Enfin, si à bien des égards l’individualisme familial et le pluralisme normatif ouvrent le champ des possibles dans les modes de vie familiaux, ils ne constituent en tant que tel qu’une orientation pour l’action. Pour que celle-ci se réalise, encore faut-il des ressources. Et la question des ressources pose celle des inégalités, en particulier entre milieu sociaux, sexes ou générations. Si les valeurs d’autonomie, d’égalité et de négociation au cœur du modèle de l’individualisme familial ont de quoi séduire, tous n’ont pas nécessairement les ressources leur permettant d’agir en conséquence et d’obtenir que leurs objectifs ou aspirations soient reconnus et pris en compte. Et à ce jeu-là, les femmes sont souvent perdantes, les conduites peuvent contredire les aspirations et les réalisations n’être pas à la hauteur des espoirs mises en elles.

[1] Familles en Suisse: les nouveaux liens, Lausanne, Presses polytechniques et universitaires romandes (collection « Le savoir suisse »), 3e édition, 2012.

[2] Sociologie de la famille, Paris, La Découverte (collection « Repères »), 2e édition, 2009.
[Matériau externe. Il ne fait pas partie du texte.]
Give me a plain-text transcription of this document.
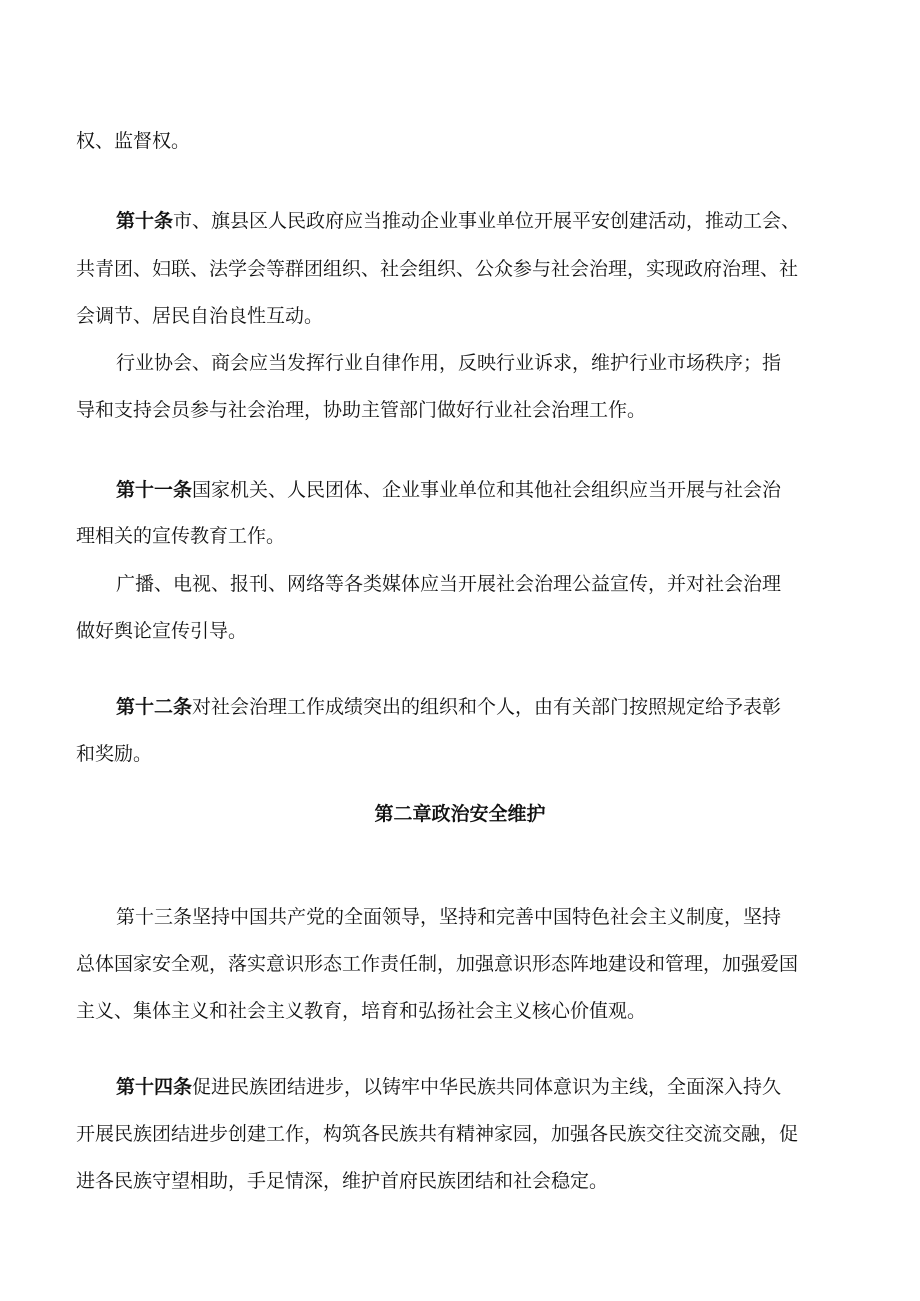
权、监督权。
第十条市、旗县区人民政府应当推动企业事业单位开展平安创建活动，推动工会、
共青团、妇联、法学会等群团组织、社会组织、公众参与社会治理，实现政府治理、社
会调节、居民自治良性互动。
行业协会、商会应当发挥行业自律作用，反映行业诉求，维护行业市场秩序；指
导和支持会员参与社会治理，协助主管部门做好行业社会治理工作。
第十一条国家机关、人民团体、企业事业单位和其他社会组织应当开展与社会治
理相关的宣传教育工作。
广播、电视、报刊、网络等各类媒体应当开展社会治理公益宣传，并对社会治理
做好舆论宣传引导。
第十二条对社会治理工作成绩突出的组织和个人，由有关部门按照规定给予表彰
和奖励。
第二章政治安全维护
第十三条坚持中国共产党的全面领导，坚持和完善中国特色社会主义制度，坚持
总体国家安全观，落实意识形态工作责任制，加强意识形态阵地建设和管理，加强爱国
主义、集体主义和社会主义教育，培育和弘扬社会主义核心价值观。
第十四条促进民族团结进步，以铸牢中华民族共同体意识为主线，全面深入持久
开展民族团结进步创建工作，构筑各民族共有精神家园，加强各民族交往交流交融，促
进各民族守望相助，手足情深，维护首府民族团结和社会稳定。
[3] Dont le philosophe Charles Taylor a montré qu’il constitue l’autre source morale de l’individualisme, à côté de l’autonomie individuelle, et qu’il est au cœur de l’identité moderne. Voir Les sources du moi. La formation de l’identité moderne, Paris, Seuil, 1998 [orig. ang. 1989] dans lequel il en retrace la généalogie intellectuelle (qu’il fait démarrer notamment chez Saint Augustin…).


Jean-François Bickel est professeur à la Haute Ecole fribourgeoise de travail social où il dirige le Département de la recherche. Il est membre du comité de rédaction de Sources.